Par Idriss Abba Kaka
Il arpente le macadam de Ndjamena, sous un soleil de plomb. Il cire des chaussures du matin au soir. Des chaussures neuves, des chaussures fatiguées. Né dans le 4ème arrondissement dans une famille de huit enfants d’un père maçon et d’une mère ménagère, Abdallah , 25 ans, licencié en sociologie, espérait mieux que cirer des chaussures dans les rues de Ndjamena.
Abdallah accepte de raconter son quotidien, mais demande que son visage ne soit pas photographié. Il avoue qu’il a un peu honte de son « métier. »
Sa journée commence très tôt. Il quitte la maison vers 5 heures du matin. Il cire les chaussures jusque tard le soir. Il gagne entre 2000 et 2500 F CFA par jour, mais « ça dépend des jours», dit-il. Quand il arrive à trouver 1.000 F CFA, « c’est déjà bon », dit-il.
Son terrain de chasse favori, c’est se poster devant les grands immeubles du centre-ville à l’affut d’un client qui veut faire dépoussiérer ses chaussures avant de rentrer dans les bureaux. Abdallah rentre tard vers 18 heures, voire 19 heures. Il mange une fois par jour. Rarement deux fois. Mais il connaît une astuce pour manger. « Parfois, il y a des fêtes dans les quartiers, les gens boivent et mangent. Alors on se met en embuscade et on attend la fin de la fête pour ramasser les restes. »
Abdallah n’aime pas cette vie, mais espère en sortir. D’ailleurs, dans une grosse enveloppe, il marche toujours avec une copie de son CV et diplôme. « Qui sait, une opportunité peut se présenter », dit-il avec une lueur d’espoir dans les yeux.
Le jeune cireur reste porté par une foi dans l’avenir, malgré tout. « L’Etat ne peut pas avoir investi en nous pour qu’on finisse à la rue. J’espère un jour trouver du travail qui correspond à ma formation », dit-il avec conviction.

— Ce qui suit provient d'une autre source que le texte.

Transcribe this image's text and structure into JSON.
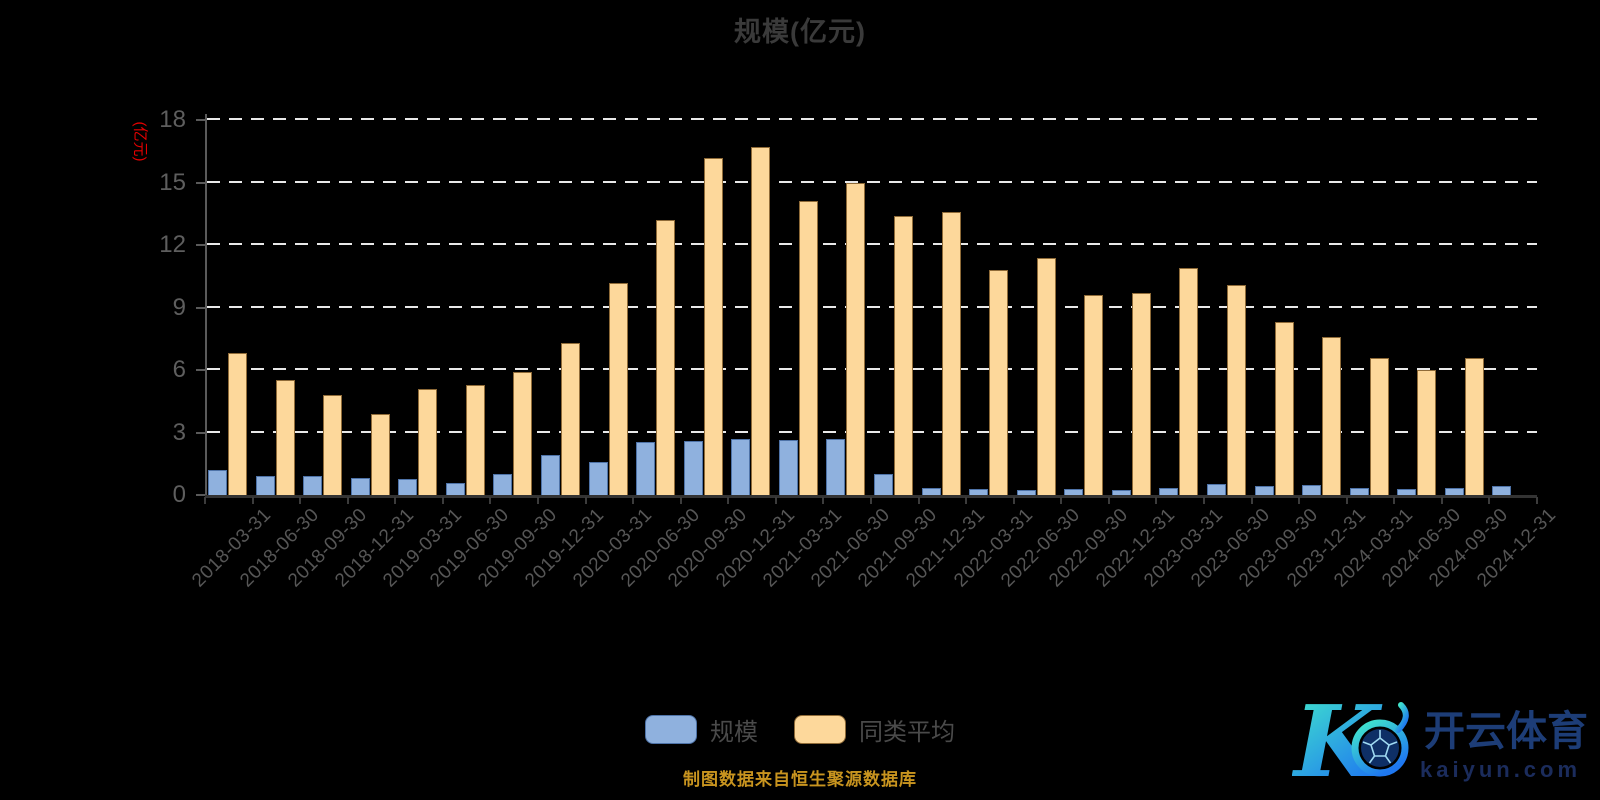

En attendant, il ne veut pas rester chez lui. « Je veux bouger, me battre, trouver de l’argent pour constituer un dossier à déposer à la fonction publique. » Interrogé sur ce qu’il peut faire avec cette licence en sociologie, il balbutie et reconnaît en effet qu’il a des connaissances « théoriques ». L’Etat devrait investir « dans les formations professionnelles pour les jeunes ».
Et si jamais l’Etat n’arrive pas à trouver du travail pour tous ces jeunes universitaires au chômage ? Abdallah dit que c’est une « bombe à retardement ». Il a suivi ce qui s’est passé dans les pays comme la Tunisie où un jeune vendeur de légumes s’est immolé par le feu, ce qui a causé une révolte dans le pays. « Radio Ndarason, portez notre voix, dites aux autorités que nous voulons du travail. Moi je ne veux pas passer ma vie à cirer les chaussures dans les rues de Ndjamena. »
En attendant des jours meilleurs, Abdallah cire les chaussures.